Aunque el precepto tiene el claro objetivo de facilitar la construcción de nueva infraestructura de carga, para el usuario final la recarga va a seguir suponiendo una operativa compleja. Esta complejidad deriva de que actualmente se obliga al consumidor a descargar una aplicación móvil del gestor de carga u operador en cuestión lo que implica dar sus datos personales y aceptar los términos y condiciones de uso. El proceso se complica más cuando se exige adquirir la tarjeta o sistema RFID obligatorios para poder hacer uso de los puntos de carga. Así ocurre en la ciudad de Madrid donde las empresas gestoras de infraestructura de carga en la vía pública condicionan el uso a dicho proceso. Todo ello para poder realizar un servicio que se pretende lo más análogo posible al repostaje de gasolina, lo que va en contra del fin último que persigue el Real Decreto 639/2016, de 9 de diciembre, por el que se establece un marco de medidas para la implantación de una infraestructura para los combustibles alternativos. Contradice el espíritu de la normativa y la letra del artículo 4.5 que prevé que “todos los puntos de recarga accesibles al público proporcionarán la posibilidad de recarga puntual a los usuarios de vehículos eléctricos, sin necesidad de que medie contrato con el comercializador de electricidad o con el gestor de que se trate”.

Existen otros pasos que el legislador puede dar para la promoción de la movilidad eléctrica. El citado RD 639/2016 es una trasposición parcial de la Directiva 2014/94/UE relativa a la implantación de una infraestructura para los combustibles alternativos. Dicha trasposición parcial no recoge el valioso precepto sobre información a los usuarios (artículo 7.7): “Los Estados miembros garantizarán que, cuando se disponga de datos que indiquen la ubicación geográfica de puntos de repostaje o recarga accesibles al público para los combustibles alternativos contemplados en la presente Directiva, estos sean accesibles a todos los usuarios con carácter abierto y no discriminatorio. Para los puntos de recarga, cuando se disponga de dichos datos, podrán incluir información sobre la accesibilidad en tiempo real, así como información histórica y en tiempo real sobre la recarga”. La falta de esa información ha dado lugar a la entrada de lo que comúnmente se conoce como la figura del agregador en el argot tecnológico: empresas que han hecho de esa información su modelo de negocio, y monetizan el acceso y visualización de dichos puntos de carga mediante la venta de llaveros que permiten hacer uso de los mismos salvando el proceso operativo anteriormente explicado.

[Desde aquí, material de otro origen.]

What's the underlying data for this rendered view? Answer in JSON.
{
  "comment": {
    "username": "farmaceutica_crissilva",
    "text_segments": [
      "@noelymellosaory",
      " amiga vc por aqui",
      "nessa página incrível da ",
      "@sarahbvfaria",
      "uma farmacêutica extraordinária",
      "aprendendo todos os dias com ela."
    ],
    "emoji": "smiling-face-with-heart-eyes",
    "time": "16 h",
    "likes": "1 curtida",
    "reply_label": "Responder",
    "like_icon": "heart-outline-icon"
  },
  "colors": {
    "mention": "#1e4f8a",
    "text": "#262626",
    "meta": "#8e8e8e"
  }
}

No hay que olvidar que, más allá de los intentos institucionales de promover este tipo de movilidad en nuestro país, es el consumidor quién tiene la última palabra en su difusión a través de su decisión de comprar un vehículo u otro, por lo que la facilidad de uso de los coches eléctricos y en particular de su recarga va a tener un papel fundamental. Por ello, la mejor manera de aumentar el parque de estos vehículos es ampliar y simplificar el sistema de recarga, para lo que parece muy acertada la labor de nuestros vecinos portugueses que recogen en un listado todos los puntos de carga de acceso público existentes en el territorio. Esa obligación de carácter informativo también podría complementar a otras que demanda el cliente final como puede ser la certificación de origen de la energía, es decir, si es energía 100% renovable. No en vano, esa ansiada disposición reglamentaria que aún esperan los usuarios, debería primar la evidente necesidad de hacer uso del servicio sin aplicaciones móviles y/o cualquier mecanismo que suponga obstaculizar el proceso, es decir como en un repostaje tradicional.